Per chiudere il cerchio è arrivato, buon ultimo, ma non è una novità, anche il quotidiano storico. Appiattito sulle associazioni – anche questa non è una novità – La Provincia ha pubblicato oggi un editoriale con il quale il direttore critica il mancato matrimonio fluido tra centro, centrosinistra e centrodestra. 

Piangere sull’acqua versata è tempo perso. È  conforto all’atleta sconfitto. Ti hanno fottuto, ma resti il migliore.  È la pacca sulla spalla al genio incompreso.  Hai ragione, gli altri non capiscono un cazzo. Tutto vero, ma intanto non è andata come volevano le associazioni di categoria. Probabilmente l’intento non era consolatorio. Non è da escludere una captatio benevolentiae verso le associazioni. Ci sta. E nessuna meraviglia.  Non è uno scandalo. Rientra nelle regole del gioco.

E qui finisce la scansione temporale. E adesso alcune riflessioni.

A chi conveniva il minestrone?  Non alla democrazia. Non alla dialettica. Non al territorio. L’accordo, inutile negarlo, presupponeva una spartizione di poltrone e di prebende tra i partiti. Mirava, come ribadito più volte da Vittore Soldo, segretario Pd, al «ritorno della Provincia ad essere un luogo di strategia territoriale e lavori per tutti i portatori d’interesse».   Già, per sostenere gli inflazionati  stakeholder che, se non eterodirigono la politica del territorio, quantomeno la influenzano in modo significativo.

La favola di un’Amministrazione provinciale trasformata in casa dei Comuni, con tutti i condomini in armonia si è rivelata un bluff quando il Pd ha rivendicato, senza tanti complimenti, il diritto di essere il capo del palazzo.  

 Nell’operazione vogliamoci tutti bene, i partiti non hanno filato neppure di striscio la truppa dei peones, dei 1315 elettori.  E i brainstorming del Gotha della politica locale si sono rivelati tempo perso e superflua dimostrazione di impotenza.  Riunioni con poco brain e molto storming. Tanto fumo poco arrosto.

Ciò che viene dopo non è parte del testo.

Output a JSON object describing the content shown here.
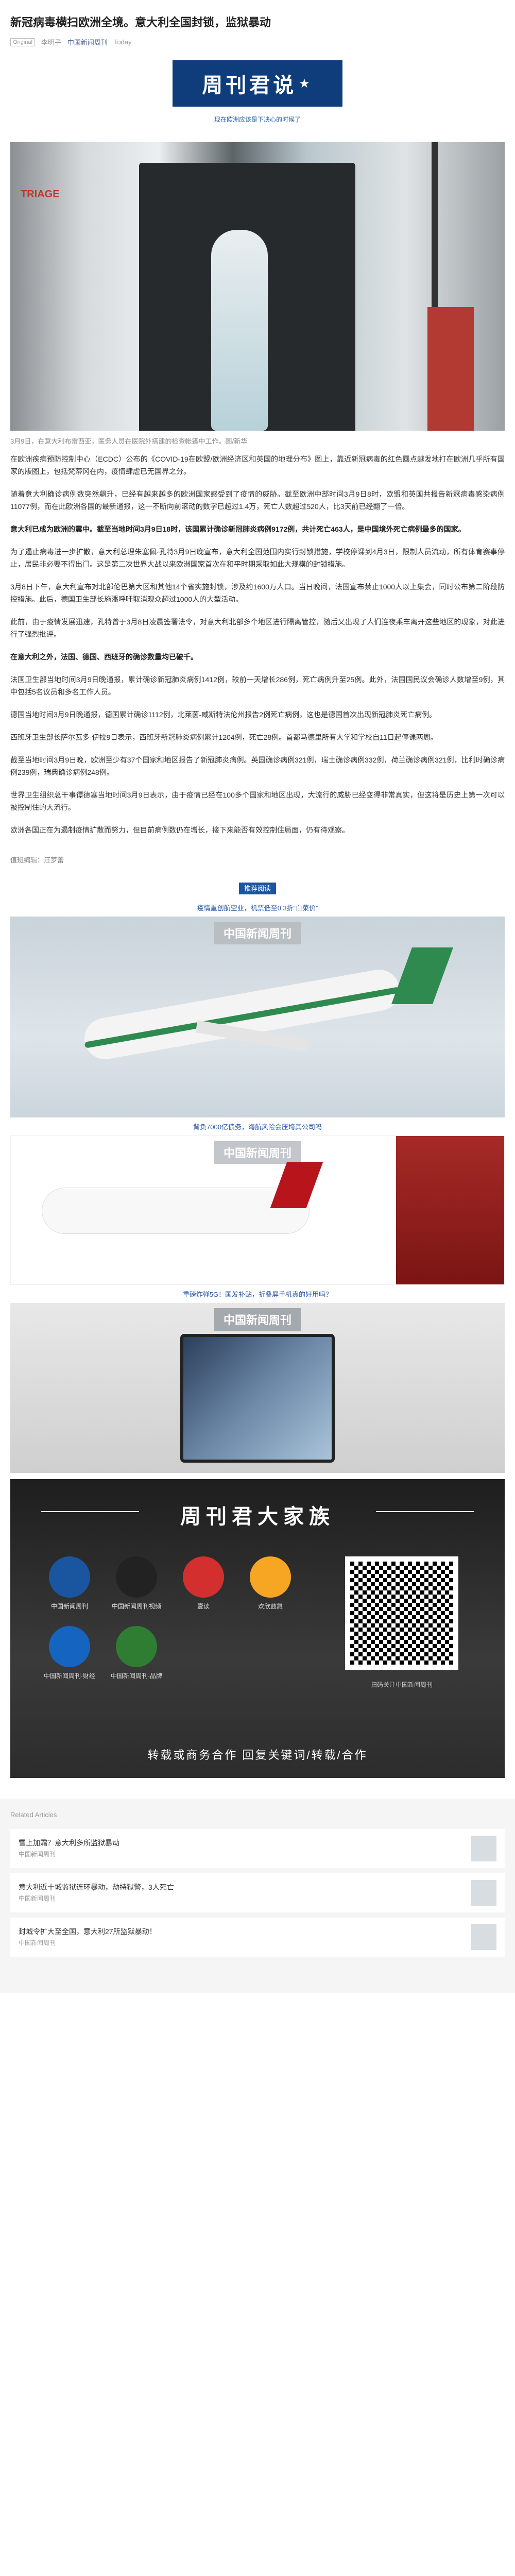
{
  "article": {
    "title": "新冠病毒横扫欧洲全境。意大利全国封锁，监狱暴动",
    "tag": "Original",
    "author": "李明子",
    "account": "中国新闻周刊",
    "date": "Today"
  },
  "banner": {
    "title": "周刊君说",
    "subtitle": "现在欧洲应该是下决心的时候了"
  },
  "hero": {
    "tent_label": "TRIAGE",
    "caption": "3月9日，在意大利布雷西亚，医务人员在医院外搭建的检查帐篷中工作。图/新华"
  },
  "paragraphs": [
    "在欧洲疾病预防控制中心（ECDC）公布的《COVID-19在欧盟/欧洲经济区和英国的地理分布》图上，靠近新冠病毒的红色圆点越发地打在欧洲几乎所有国家的版图上，包括梵蒂冈在内，疫情肆虐已无国界之分。",
    "随着意大利确诊病例数突然飙升，已经有越来越多的欧洲国家感受到了疫情的威胁。截至欧洲中部时间3月9日8时，欧盟和英国共报告新冠病毒感染病例11077例，而在此欧洲各国的最新通报，这一不断向前滚动的数字已超过1.4万，死亡人数超过520人，比3天前已经翻了一倍。",
    "意大利已成为欧洲的震中。截至当地时间3月9日18时，该国累计确诊新冠肺炎病例9172例，共计死亡463人，是中国境外死亡病例最多的国家。",
    "为了遏止病毒进一步扩散，意大利总理朱塞佩·孔特3月9日晚宣布，意大利全国范围内实行封锁措施，学校停课到4月3日，限制人员流动，所有体育赛事停止，居民非必要不得出门。这是第二次世界大战以来欧洲国家首次在和平时期采取如此大规模的封锁措施。",
    "3月8日下午，意大利宣布对北部伦巴第大区和其他14个省实施封锁，涉及约1600万人口。当日晚间，法国宣布禁止1000人以上集会，同时公布第二阶段防控措施。此后，德国卫生部长施潘呼吁取消观众超过1000人的大型活动。",
    "此前，由于疫情发展迅速，孔特曾于3月8日凌晨签署法令，对意大利北部多个地区进行隔离管控，随后又出现了人们连夜乘车离开这些地区的现象，对此进行了强烈批评。",
    "在意大利之外，法国、德国、西班牙的确诊数量均已破千。",
    "法国卫生部当地时间3月9日晚通报，累计确诊新冠肺炎病例1412例，较前一天增长286例，死亡病例升至25例。此外，法国国民议会确诊人数增至9例，其中包括5名议员和多名工作人员。",
    "德国当地时间3月9日晚通报，德国累计确诊1112例，北莱茵-威斯特法伦州报告2例死亡病例，这也是德国首次出现新冠肺炎死亡病例。",
    "西班牙卫生部长萨尔瓦多·伊拉9日表示，西班牙新冠肺炎病例累计1204例，死亡28例。首都马德里所有大学和学校自11日起停课两周。",
    "截至当地时间3月9日晚，欧洲至少有37个国家和地区报告了新冠肺炎病例。英国确诊病例321例，瑞士确诊病例332例，荷兰确诊病例321例，比利时确诊病例239例，瑞典确诊病例248例。",
    "世界卫生组织总干事谭德塞当地时间3月9日表示，由于疫情已经在100多个国家和地区出现，大流行的威胁已经变得非常真实，但这将是历史上第一次可以被控制住的大流行。",
    "欧洲各国正在为遏制疫情扩散而努力，但目前病例数仍在增长，接下来能否有效控制住局面，仍有待观察。"
  ],
  "bold_paragraph_indices": [
    2,
    6
  ],
  "editor": "值班编辑：汪梦蕾",
  "recommend": {
    "label": "推荐阅读",
    "items": [
      {
        "headline": "疫情重创航空业，机票低至0.3折“白菜价”",
        "logo": "中国新闻周刊"
      },
      {
        "headline": "背负7000亿债务，海航风险会压垮其公司吗",
        "logo": "中国新闻周刊"
      },
      {
        "headline": "重磅炸弹5G！国发补贴，折叠屏手机真的好用吗？",
        "logo": "中国新闻周刊"
      }
    ]
  },
  "family": {
    "title": "周刊君大家族",
    "members": [
      {
        "name": "中国新闻周刊",
        "color": "#1a56a0"
      },
      {
        "name": "中国新闻周刊视频",
        "color": "#222222"
      },
      {
        "name": "壹读",
        "color": "#d32f2f"
      },
      {
        "name": "欢欣鼓舞",
        "color": "#f6a623"
      },
      {
        "name": "中国新闻周刊·财经",
        "color": "#1565c0"
      },
      {
        "name": "中国新闻周刊·品牌",
        "color": "#2e7d32"
      }
    ],
    "qr_label": "扫码关注中国新闻周刊",
    "footer": "转载或商务合作  回复关键词/转载/合作"
  },
  "related": {
    "title": "Related Articles",
    "items": [
      {
        "text": "雪上加霜？意大利多所监狱暴动",
        "account": "中国新闻周刊"
      },
      {
        "text": "意大利近十城监狱连环暴动，劫持狱警，3人死亡",
        "account": "中国新闻周刊"
      },
      {
        "text": "封城令扩大至全国，意大利27所监狱暴动！",
        "account": "中国新闻周刊"
      }
    ]
  }
}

La scansione degli eventi fotografa la cronaca del harakiri della politica provinciale. Certifica l’incompatibilità dei proclami di tromboni stonati con la realtà.  Attesta la vacuità di coloro che pontificano il cambiamento, ma sono i primi a snobbarlo. Poco accorti, non fingono nemmeno di attuarlo: «se vogliamo che tutto rimanga come è, bisogna che tutto cambi». 

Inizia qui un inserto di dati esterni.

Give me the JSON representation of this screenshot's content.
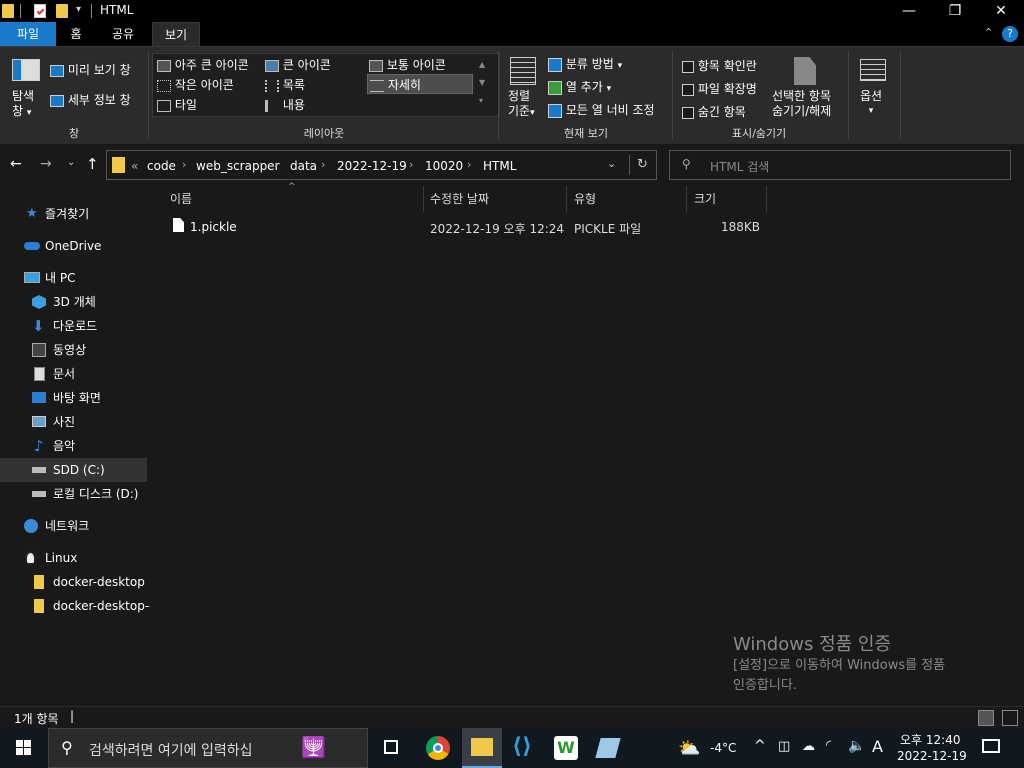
{
  "window": {
    "title": "HTML",
    "minimize": "—",
    "maximize": "❐",
    "close": "✕"
  },
  "tabs": {
    "file": "파일",
    "home": "홈",
    "share": "공유",
    "view": "보기"
  },
  "ribbon": {
    "pane": {
      "nav_pane": "탐색\n창",
      "nav_pane_1": "탐색",
      "nav_pane_2": "창",
      "preview": "미리 보기 창",
      "details": "세부 정보 창",
      "group": "창"
    },
    "layout": {
      "extra_large": "아주 큰 아이콘",
      "large": "큰 아이콘",
      "medium": "보통 아이콘",
      "small": "작은 아이콘",
      "list": "목록",
      "details": "자세히",
      "tiles": "타일",
      "content": "내용",
      "group": "레이아웃"
    },
    "current_view": {
      "sort_1": "정렬",
      "sort_2": "기준",
      "group_by": "분류 방법",
      "add_columns": "열 추가",
      "size_all": "모든 열 너비 조정",
      "group": "현재 보기"
    },
    "show_hide": {
      "checkboxes": "항목 확인란",
      "extensions": "파일 확장명",
      "hidden": "숨긴 항목",
      "hide_selected_1": "선택한 항목",
      "hide_selected_2": "숨기기/해제",
      "group": "표시/숨기기"
    },
    "options": {
      "label": "옵션"
    }
  },
  "address": {
    "overflow": "«",
    "crumbs": [
      "code",
      "web_scrapper",
      "data",
      "2022-12-19",
      "10020",
      "HTML"
    ],
    "search_placeholder": "HTML 검색"
  },
  "nav": {
    "quick_access": "즐겨찾기",
    "onedrive": "OneDrive",
    "this_pc": "내 PC",
    "objects3d": "3D 개체",
    "downloads": "다운로드",
    "videos": "동영상",
    "documents": "문서",
    "desktop": "바탕 화면",
    "pictures": "사진",
    "music": "음악",
    "drive_c": "SDD (C:)",
    "drive_d": "로컬 디스크 (D:)",
    "network": "네트워크",
    "linux": "Linux",
    "docker1": "docker-desktop",
    "docker2": "docker-desktop-d"
  },
  "columns": {
    "name": "이름",
    "modified": "수정한 날짜",
    "type": "유형",
    "size": "크기"
  },
  "files": [
    {
      "name": "1.pickle",
      "modified": "2022-12-19 오후 12:24",
      "type": "PICKLE 파일",
      "size": "188KB"
    }
  ],
  "activation": {
    "title": "Windows 정품 인증",
    "line1": "[설정]으로 이동하여 Windows를 정품",
    "line2": "인증합니다."
  },
  "status": {
    "count": "1개 항목",
    "cursor": "|"
  },
  "taskbar": {
    "search_placeholder": "검색하려면 여기에 입력하십",
    "weather": "-4°C",
    "ime": "A",
    "time": "오후 12:40",
    "date": "2022-12-19"
  },
  "colors": {
    "accent": "#1979ca",
    "bg": "#191919",
    "ribbon": "#2b2b2b"
  }
}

Siamo una provincia lenta.  Ferma. Popolata da politici bradipi, sempre in ritardo, che in continuazione auspicano il rinnovamento, ma mai lo attuano.  E sarebbe improprio parlare di restaurazione perché qui la rivoluzione non è mai arrivata.  Manco sbiadita o in brutta copia. Neanche un surrogato. Forse tarocca.

Ultimo, ma non ultimo, nessuno ha illustrato i programmi della futura amministrazione.  Dichiarazioni generiche su infrastrutture, trasporti, scuola, ambiente non sono un programma. Sono la favoletta di Cappuccetto Rosso e di Hansel e Gretel.

 Auspicare una stretta collaborazione con le altre forze politiche è una presa per il culo, dopo il fallimento della lista arlecchino. 

Un programma degno di questo nome indica le scelte previste per contrastare l’inquinamento record dell’aria. Quale la posizione sulla discarica di Grumello, sull’autostrada Cremona-Mantova, su eventuali insediamenti di poli logistici, di impianti di biometano.  Un programma è l’elenco delle priorità. Semplice. E a tutt’oggi questo non è avvenuto. Zitti e mosca. 

Elezioni provinciali ancora loro.  E se le premesse sono queste, il 29 settembre non ci sarà una Rossella O’Hara che potrà dire «Dopotutto domani è un altro giorno».